GraphViz2Vec: A Structure-aware Feature Generation Model to Improve Classification in GNNs
Shraban Kumar Chatterjee, Suman Kundu
TL;DR
GraphViz2Vec addresses the deficiency of traditional GNN initial embeddings in capturing local graph structure and the tendency toward over-smoothing by introducing a structure-aware feature-generation pipeline. It combines random-walk induced subgraph projection, energy-based visualization via Kamada-Kawai layouts, and DenseNet-based image modeling to produce node embeddings that preserve neighborhood structure. The approach, decoupled from the GNN, enables state-of-the-art or near state-of-the-art performance across node and link classification tasks with only two GNN layers, reducing complexity and training requirements. Empirical results across diverse datasets and 12 GNN models demonstrate consistent improvements, with notable gains on several benchmarks and the ability to scale through batching and non-end-to-end feature extraction.
Abstract
GNNs are widely used to solve various tasks including node classification and link prediction. Most of the GNN architectures assume the initial embedding to be random or generated from popular distributions. These initial embeddings require multiple layers of transformation to converge into a meaningful latent representation. While number of layers allow accumulation of larger neighbourhood of a node it also introduce the problem of over-smoothing. In addition, GNNs are inept at representing structural information. For example, the output embedding of a node does not capture its triangles participation.

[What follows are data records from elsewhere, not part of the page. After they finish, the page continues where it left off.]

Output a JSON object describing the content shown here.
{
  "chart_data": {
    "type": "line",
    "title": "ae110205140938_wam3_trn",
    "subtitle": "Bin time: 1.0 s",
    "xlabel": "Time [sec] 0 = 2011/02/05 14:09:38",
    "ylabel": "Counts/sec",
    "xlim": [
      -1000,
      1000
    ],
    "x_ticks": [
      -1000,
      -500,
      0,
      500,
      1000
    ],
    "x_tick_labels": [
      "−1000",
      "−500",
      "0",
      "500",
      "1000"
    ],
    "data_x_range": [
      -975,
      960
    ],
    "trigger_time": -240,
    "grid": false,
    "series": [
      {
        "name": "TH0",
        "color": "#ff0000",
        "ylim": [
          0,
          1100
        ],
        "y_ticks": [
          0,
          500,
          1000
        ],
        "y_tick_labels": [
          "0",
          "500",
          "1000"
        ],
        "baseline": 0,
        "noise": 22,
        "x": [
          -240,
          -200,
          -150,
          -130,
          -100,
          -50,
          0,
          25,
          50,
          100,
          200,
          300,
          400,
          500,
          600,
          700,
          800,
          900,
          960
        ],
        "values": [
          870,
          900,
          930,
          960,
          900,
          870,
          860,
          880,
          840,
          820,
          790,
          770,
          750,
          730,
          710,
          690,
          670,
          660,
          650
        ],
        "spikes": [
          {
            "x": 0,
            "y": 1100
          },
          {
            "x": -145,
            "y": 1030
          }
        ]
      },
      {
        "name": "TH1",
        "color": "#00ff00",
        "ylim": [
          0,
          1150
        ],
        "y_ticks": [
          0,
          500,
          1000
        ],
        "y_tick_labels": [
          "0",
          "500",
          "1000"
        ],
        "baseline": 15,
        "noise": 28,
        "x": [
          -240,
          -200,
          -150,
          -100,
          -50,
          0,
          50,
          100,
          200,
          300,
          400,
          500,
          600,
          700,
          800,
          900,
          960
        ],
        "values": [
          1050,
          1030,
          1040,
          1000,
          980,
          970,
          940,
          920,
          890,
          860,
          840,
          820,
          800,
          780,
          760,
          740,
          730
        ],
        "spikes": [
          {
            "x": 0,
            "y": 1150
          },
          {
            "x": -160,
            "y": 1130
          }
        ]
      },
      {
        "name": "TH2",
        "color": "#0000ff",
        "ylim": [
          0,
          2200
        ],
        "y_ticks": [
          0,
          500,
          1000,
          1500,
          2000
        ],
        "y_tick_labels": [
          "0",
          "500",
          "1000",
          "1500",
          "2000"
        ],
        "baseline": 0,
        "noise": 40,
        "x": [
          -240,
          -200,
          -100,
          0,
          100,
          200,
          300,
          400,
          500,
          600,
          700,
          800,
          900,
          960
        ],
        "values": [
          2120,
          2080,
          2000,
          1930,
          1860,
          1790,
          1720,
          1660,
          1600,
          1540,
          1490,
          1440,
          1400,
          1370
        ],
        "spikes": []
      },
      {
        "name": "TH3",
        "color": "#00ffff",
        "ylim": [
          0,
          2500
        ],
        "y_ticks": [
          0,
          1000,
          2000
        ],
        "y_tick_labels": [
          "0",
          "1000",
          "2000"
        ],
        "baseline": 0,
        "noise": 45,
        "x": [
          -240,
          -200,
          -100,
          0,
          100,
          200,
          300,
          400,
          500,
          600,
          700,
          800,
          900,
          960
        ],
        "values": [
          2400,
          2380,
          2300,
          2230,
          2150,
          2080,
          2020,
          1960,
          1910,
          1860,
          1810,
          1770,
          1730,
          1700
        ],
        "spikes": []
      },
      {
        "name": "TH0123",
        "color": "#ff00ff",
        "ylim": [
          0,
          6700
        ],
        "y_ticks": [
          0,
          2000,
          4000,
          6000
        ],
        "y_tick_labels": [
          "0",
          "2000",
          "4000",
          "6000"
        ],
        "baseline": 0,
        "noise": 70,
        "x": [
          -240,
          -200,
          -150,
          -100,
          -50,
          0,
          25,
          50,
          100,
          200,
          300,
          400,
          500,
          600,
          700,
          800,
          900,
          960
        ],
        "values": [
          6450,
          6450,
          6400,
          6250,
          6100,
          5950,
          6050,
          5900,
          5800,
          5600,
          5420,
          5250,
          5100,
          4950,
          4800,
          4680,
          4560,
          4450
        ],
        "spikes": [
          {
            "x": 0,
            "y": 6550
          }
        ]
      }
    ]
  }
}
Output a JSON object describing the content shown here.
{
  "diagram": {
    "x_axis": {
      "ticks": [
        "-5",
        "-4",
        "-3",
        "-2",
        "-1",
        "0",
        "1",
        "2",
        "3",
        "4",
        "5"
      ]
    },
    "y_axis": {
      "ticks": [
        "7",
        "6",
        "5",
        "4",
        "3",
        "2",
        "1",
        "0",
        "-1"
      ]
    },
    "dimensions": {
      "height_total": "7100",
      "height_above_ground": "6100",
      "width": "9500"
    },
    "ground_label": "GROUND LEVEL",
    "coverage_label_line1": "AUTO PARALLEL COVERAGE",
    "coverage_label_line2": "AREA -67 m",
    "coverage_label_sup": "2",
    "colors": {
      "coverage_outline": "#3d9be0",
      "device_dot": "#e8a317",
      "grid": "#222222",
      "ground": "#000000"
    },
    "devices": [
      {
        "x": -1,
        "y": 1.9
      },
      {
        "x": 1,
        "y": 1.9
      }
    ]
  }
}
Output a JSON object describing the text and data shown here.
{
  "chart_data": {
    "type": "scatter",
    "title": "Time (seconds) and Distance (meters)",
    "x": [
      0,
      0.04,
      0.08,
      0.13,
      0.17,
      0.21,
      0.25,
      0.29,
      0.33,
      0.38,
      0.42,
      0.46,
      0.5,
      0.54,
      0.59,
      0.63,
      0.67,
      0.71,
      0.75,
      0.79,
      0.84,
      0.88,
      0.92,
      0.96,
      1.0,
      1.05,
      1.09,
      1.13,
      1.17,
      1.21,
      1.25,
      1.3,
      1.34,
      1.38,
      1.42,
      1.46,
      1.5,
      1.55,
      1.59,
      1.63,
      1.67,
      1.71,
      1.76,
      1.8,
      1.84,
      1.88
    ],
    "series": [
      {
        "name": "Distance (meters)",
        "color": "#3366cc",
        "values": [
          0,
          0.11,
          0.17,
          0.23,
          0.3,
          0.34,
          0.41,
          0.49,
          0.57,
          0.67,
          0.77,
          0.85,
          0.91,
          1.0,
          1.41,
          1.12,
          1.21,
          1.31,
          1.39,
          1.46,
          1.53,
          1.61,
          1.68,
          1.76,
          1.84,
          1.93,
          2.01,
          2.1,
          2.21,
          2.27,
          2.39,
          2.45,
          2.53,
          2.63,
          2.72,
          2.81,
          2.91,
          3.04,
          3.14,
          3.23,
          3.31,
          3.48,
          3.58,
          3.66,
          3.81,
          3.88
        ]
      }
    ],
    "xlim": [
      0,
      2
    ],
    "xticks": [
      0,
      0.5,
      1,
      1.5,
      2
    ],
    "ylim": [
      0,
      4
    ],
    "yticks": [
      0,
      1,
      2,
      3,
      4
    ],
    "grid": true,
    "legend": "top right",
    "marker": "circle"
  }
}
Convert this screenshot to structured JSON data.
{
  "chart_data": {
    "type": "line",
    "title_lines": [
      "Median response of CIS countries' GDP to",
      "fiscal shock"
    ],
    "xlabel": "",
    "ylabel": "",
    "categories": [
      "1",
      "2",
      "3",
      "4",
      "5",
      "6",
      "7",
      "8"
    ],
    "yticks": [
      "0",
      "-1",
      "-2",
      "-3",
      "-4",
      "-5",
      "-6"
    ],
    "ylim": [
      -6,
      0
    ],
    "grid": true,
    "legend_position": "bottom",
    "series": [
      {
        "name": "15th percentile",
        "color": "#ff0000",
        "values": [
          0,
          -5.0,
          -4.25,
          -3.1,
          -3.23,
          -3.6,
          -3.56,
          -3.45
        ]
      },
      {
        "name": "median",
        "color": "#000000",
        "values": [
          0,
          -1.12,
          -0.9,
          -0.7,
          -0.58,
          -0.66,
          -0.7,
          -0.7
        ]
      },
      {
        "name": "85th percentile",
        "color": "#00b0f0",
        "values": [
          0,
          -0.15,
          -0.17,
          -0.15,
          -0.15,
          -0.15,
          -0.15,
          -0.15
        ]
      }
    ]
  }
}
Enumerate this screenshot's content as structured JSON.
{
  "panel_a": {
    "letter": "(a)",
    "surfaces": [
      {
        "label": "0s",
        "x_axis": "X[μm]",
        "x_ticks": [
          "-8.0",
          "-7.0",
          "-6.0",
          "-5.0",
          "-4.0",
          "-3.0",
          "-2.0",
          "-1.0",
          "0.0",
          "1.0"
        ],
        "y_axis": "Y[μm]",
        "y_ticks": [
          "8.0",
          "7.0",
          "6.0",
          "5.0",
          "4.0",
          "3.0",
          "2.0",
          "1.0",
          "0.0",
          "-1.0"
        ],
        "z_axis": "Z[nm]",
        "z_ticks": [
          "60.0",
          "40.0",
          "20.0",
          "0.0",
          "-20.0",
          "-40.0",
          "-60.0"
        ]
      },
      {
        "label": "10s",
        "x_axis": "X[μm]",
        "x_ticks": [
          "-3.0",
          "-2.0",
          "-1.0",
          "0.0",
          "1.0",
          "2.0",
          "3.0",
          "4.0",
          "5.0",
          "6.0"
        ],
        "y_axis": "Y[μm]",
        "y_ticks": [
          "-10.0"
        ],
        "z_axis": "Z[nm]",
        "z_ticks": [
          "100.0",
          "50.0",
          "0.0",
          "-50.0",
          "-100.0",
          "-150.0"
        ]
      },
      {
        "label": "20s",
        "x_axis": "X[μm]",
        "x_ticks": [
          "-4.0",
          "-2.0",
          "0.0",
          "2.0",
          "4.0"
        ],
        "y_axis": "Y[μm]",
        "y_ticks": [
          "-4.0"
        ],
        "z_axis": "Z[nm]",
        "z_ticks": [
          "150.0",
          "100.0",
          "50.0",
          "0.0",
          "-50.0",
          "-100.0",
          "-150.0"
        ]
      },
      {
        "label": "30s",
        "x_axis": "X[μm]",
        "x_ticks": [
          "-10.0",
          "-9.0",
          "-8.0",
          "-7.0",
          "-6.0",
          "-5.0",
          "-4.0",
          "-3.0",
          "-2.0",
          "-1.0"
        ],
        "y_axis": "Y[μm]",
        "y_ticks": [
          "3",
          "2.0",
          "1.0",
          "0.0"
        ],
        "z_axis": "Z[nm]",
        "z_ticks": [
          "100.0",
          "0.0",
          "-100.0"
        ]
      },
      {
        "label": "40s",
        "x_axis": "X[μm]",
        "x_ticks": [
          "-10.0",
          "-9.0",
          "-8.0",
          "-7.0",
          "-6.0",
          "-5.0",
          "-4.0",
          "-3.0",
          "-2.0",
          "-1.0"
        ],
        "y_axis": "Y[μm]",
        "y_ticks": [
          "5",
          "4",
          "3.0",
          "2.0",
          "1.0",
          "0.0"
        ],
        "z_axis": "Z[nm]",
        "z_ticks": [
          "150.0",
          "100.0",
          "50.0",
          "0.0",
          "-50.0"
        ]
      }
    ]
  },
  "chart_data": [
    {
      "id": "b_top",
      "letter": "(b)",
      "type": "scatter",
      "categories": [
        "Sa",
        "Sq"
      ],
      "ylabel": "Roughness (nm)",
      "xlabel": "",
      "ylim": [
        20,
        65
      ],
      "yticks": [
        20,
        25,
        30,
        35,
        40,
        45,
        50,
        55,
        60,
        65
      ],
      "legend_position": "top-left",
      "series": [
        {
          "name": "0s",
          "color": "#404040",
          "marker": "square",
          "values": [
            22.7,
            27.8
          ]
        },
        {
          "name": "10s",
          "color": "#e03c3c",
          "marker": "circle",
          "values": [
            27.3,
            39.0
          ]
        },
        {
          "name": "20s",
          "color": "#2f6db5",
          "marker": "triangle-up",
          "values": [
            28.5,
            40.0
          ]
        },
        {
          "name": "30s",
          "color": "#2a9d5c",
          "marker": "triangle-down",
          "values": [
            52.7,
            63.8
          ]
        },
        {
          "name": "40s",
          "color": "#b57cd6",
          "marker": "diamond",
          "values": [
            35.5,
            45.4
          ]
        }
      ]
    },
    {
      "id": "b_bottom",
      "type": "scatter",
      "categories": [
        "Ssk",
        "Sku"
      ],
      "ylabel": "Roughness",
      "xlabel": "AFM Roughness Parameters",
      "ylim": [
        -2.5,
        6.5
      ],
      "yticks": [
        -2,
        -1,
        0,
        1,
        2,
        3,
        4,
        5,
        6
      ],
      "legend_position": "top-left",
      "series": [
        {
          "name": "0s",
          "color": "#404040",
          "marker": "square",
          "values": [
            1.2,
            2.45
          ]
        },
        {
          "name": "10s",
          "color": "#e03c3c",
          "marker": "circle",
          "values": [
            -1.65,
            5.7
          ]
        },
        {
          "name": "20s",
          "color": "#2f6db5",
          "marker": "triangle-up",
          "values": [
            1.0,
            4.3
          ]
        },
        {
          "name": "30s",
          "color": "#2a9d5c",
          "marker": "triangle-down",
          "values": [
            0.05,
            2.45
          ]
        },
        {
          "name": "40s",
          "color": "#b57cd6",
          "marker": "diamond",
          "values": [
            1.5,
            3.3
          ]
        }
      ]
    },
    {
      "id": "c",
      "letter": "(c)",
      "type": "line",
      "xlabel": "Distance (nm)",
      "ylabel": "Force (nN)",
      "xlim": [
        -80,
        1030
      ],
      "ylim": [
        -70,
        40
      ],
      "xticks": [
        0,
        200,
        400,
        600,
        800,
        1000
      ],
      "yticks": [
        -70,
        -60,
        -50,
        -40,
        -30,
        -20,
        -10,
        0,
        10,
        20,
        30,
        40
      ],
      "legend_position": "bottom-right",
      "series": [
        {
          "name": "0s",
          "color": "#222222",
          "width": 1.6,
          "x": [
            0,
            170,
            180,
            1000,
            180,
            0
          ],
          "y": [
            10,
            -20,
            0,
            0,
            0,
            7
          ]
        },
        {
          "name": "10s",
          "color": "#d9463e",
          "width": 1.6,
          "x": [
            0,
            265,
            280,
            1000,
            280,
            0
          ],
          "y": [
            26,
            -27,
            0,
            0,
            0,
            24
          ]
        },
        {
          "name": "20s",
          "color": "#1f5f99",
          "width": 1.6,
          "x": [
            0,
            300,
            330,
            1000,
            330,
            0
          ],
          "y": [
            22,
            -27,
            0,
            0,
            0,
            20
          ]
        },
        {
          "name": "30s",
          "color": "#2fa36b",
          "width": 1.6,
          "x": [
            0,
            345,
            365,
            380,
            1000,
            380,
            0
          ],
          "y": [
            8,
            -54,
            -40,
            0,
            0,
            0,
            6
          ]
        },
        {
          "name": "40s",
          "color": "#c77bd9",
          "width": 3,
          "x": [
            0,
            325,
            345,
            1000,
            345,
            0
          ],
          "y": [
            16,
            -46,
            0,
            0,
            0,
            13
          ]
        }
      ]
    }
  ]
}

In this paper, we presented a novel feature extraction methodology GraphViz2Vec that can capture the structural information of a node's local neighbourhood to create meaningful initial embeddings for a GNN model. These initial embeddings helps existing models achieve state-of-the-art results in various classification tasks. Further, these initial embeddings help the model to produce desired results with only two layers which in turn reduce the problem of over-smoothing. The initial encoding of a node is obtained from an image classification model trained on multiple energy diagrams of its local neighbourhood. These energy diagrams are generated with the induced sub-graph of the nodes traversed by multiple random walks. The generated encodings increase the performance of existing models on classification tasks (with a mean increase of $4.65\%$ and $2.58\%$ for the node and link classification tasks, respectively), with some models achieving state-of-the-art results.